Five Dead Languages You Should Know About

It is predicted that about 90% of the languages spoken currently will be extinct by the year 2050 and that one dies out every 14 days. Several languages once spoken by enormous populations centuries ago have transformed into several other languages and are now considered dead. Let’s have a look at five of the major ones.

Coptic

via – adiakrisis.wordpress.com

This ancient language developed around 300 C.E and was spoken in Egypt until at least the late 17th century. It is considered the final stage of the ancient Egyptian language and is written using the Greek alphabet and a couple of Demotic signs. Coptic was much easier to learn in comparison to other ancient Egyptian writing systems such as Hieratic, Hieroglyphic and demotic scripts. Still used as a religious language, it isn’t a native language anymore.
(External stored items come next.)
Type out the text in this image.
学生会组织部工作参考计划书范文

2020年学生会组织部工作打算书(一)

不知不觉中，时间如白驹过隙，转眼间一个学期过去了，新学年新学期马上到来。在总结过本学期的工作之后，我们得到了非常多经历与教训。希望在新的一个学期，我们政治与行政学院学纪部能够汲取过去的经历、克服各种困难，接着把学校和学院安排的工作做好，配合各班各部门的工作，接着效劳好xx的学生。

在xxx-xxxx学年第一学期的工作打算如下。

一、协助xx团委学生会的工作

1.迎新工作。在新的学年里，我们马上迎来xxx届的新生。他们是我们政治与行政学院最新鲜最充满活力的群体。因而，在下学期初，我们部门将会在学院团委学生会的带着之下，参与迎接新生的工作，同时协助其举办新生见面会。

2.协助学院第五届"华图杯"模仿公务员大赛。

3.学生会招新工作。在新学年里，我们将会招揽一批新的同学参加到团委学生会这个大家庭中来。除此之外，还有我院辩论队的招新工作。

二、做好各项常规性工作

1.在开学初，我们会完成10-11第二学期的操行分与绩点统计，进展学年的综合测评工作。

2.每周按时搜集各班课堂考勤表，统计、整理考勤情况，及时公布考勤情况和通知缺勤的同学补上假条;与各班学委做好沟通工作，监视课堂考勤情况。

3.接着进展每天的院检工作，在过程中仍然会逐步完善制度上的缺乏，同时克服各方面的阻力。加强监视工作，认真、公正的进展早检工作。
The Coptic language died out between 1000 C.E and 1500 C.E. This was largely due to the Arab conquest on Egypt 1300 years ago. After which Coptic was eventually replaced by Arabic.

Hunnic

via – tuks.nl

Atilla the Hun is quite well heard of, but how much do we know about the language spoken by the Scourge of God? Apparently, not much. The language wasn’t put into writing and only a few words have survived. What survived was mainly place names, tribal names and personal names. This left a confusion over the ethnic associates of the Huns.

Latin

via – frogtutoring.com

Latin was the official language of the Roman Empire and was heavily used in the 1900s for international communication. It isn’t extinct; however, Latin is considered a dead language. Although It is used in some specific contexts it is not commonly spoken by native speakers anymore. There are more than one reasons for this, one of them being the fall of the Roman Empire. Latin didn’t particularly die but changed into numerous other languages, the most common ones being Italian, Romanian, French, Portuguese and Spanish which mainly happened due to the complexity of the Latin language.

Old Norse

via – medievalists.net

Old Norse, a North Germanic language used for 200 years between 1150 to 1350 was spoken by the Vikings or Norsemen. It also was the language in which most of the primary sources of our current knowledge of the Norse Mythology was written in, such as the skaldic poems, Eddas, and the Icelandic sagas. Like most ancient dead languages, it transformed into other more regionally specific languages. By the early modern era, Old Norse gave birth to Swedish, Norwegian, Icelandic, Faroese and Danish.

Biblical Hebrew

via – michaellanglois.fr

Similar to modern Hebrew, Biblical Hebrew is a lot more difficult to learn and is the old form of modern Hebrew used to write the Old Testament of the Bible. It was spoken in ancient Israel and evolved during the Roman period due to the Jewish Diaspora when the Roman Empire exiled Jews to various countries. Hebrew then experienced a revival in the 19th century and is now what is known as Modern Hebrew.